Opinion Date: March 17, 2020

Judge: Paul A. Suttell

Areas of Law: Criminal Law

The Supreme Court affirmed the judgment of the superior court denying Defendant's motion to vacate an illegal sentence and judgment, holding that the hearing justice did not act arbitrarily or capriciously when he found that Defendant violated the conditions of his probation to which he was sentenced after his 2009 conviction. In 2009, Defendant was sentenced to a term of imprisonment plus a suspended sentence, with probation. In 2018, Defendant pled nolo contendere to other offenses. Because Defendant was on probation at the time of the 2018, the hearing justice found Defendant to have violated the conditions of his 2009 probation and sentenced him on the same sentence previously imposed. Defendant filed a motion to vacate an illegal sentence, which the hearing justice denied.

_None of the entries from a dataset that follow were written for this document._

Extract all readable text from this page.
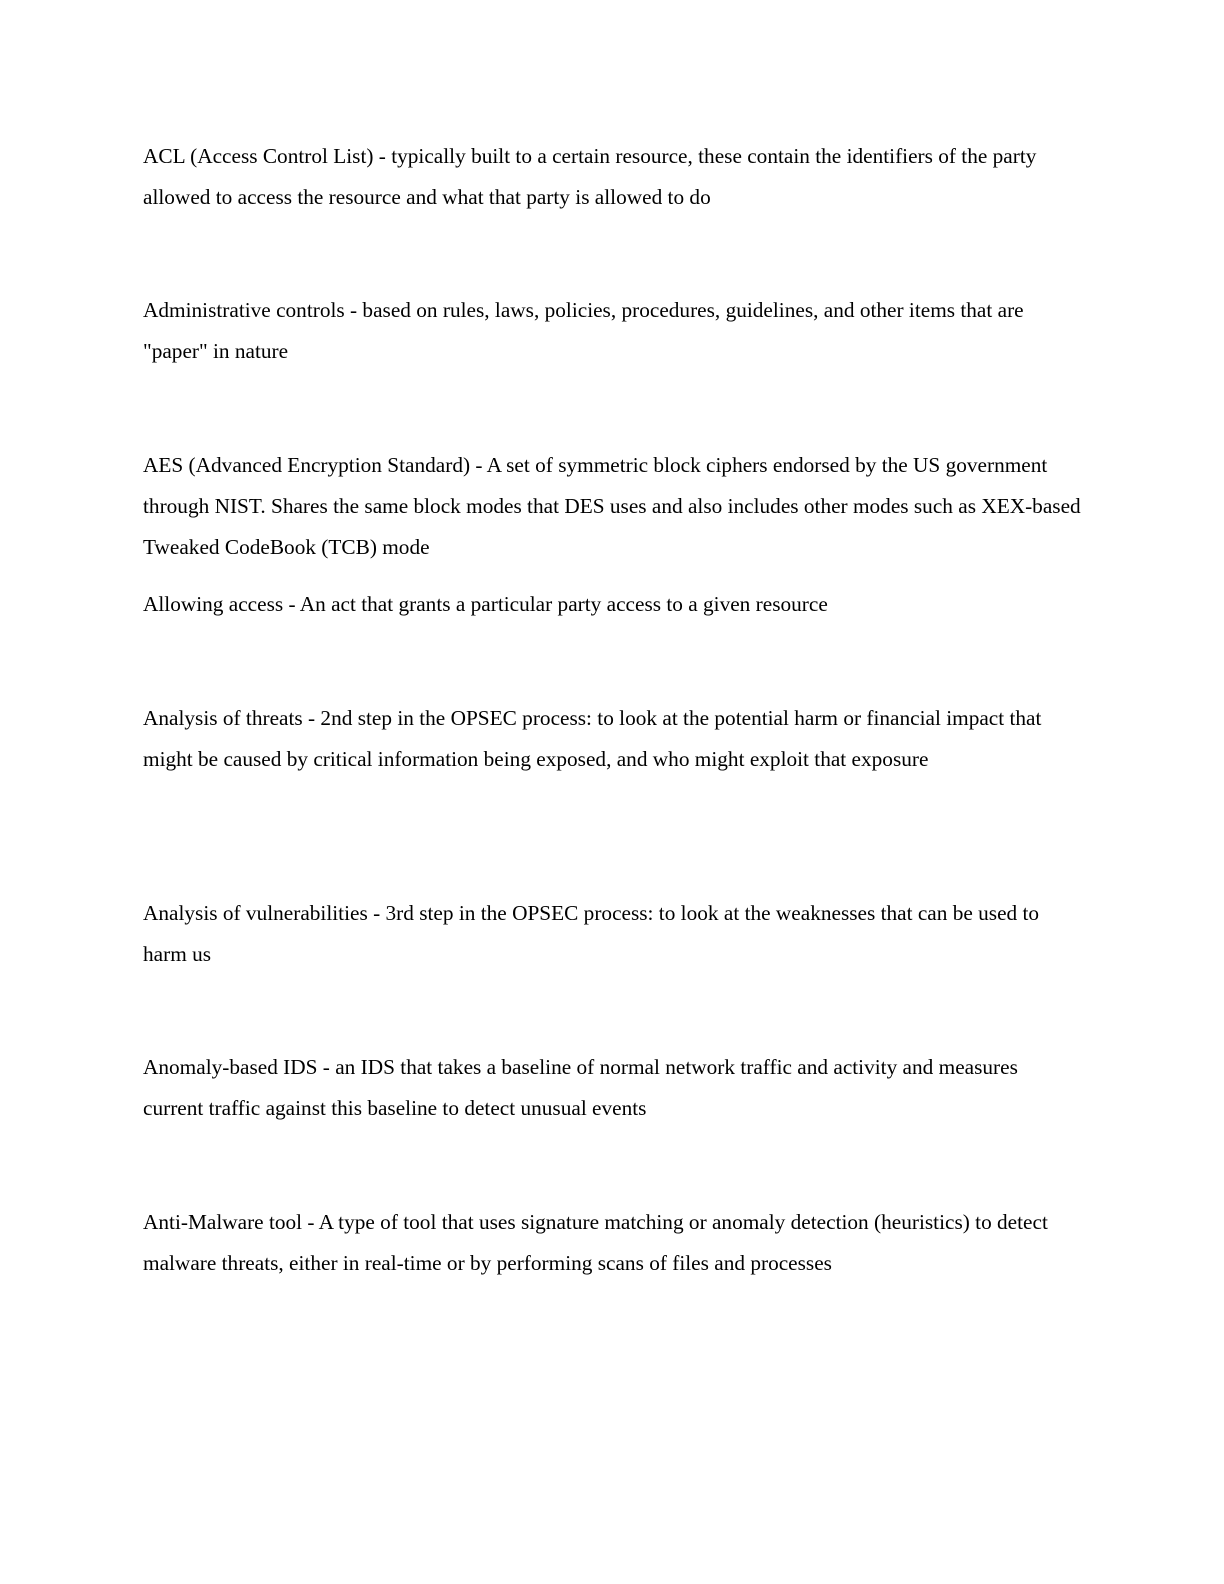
ACL (Access Control List) - typically built to a certain resource, these contain the identifiers of the party allowed to access the resource and what that party is allowed to do

Administrative controls - based on rules, laws, policies, procedures, guidelines, and other items that are "paper" in nature

AES (Advanced Encryption Standard) - A set of symmetric block ciphers endorsed by the US government through NIST. Shares the same block modes that DES uses and also includes other modes such as XEX-based Tweaked CodeBook (TCB) mode

Allowing access - An act that grants a particular party access to a given resource

Analysis of threats - 2nd step in the OPSEC process: to look at the potential harm or financial impact that might be caused by critical information being exposed, and who might exploit that exposure

Analysis of vulnerabilities - 3rd step in the OPSEC process: to look at the weaknesses that can be used to harm us

Anomaly-based IDS - an IDS that takes a baseline of normal network traffic and activity and measures current traffic against this baseline to detect unusual events

Anti-Malware tool - A type of tool that uses signature matching or anomaly detection (heuristics) to detect malware threats, either in real-time or by performing scans of files and processes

Before the Supreme Court, Defendant asserted that there were no conditions of probation prior to the enactment of R.I. Gen. Laws 12-19-8.1 in 2017. Therefore, Defendant argued that because he was sentenced to probation before 2017, he could not have violated any probation condition. The Supreme Court affirmed, holding that section 12-19-8.1 codified what had long been recognized as conditions of probation in Rhode Island.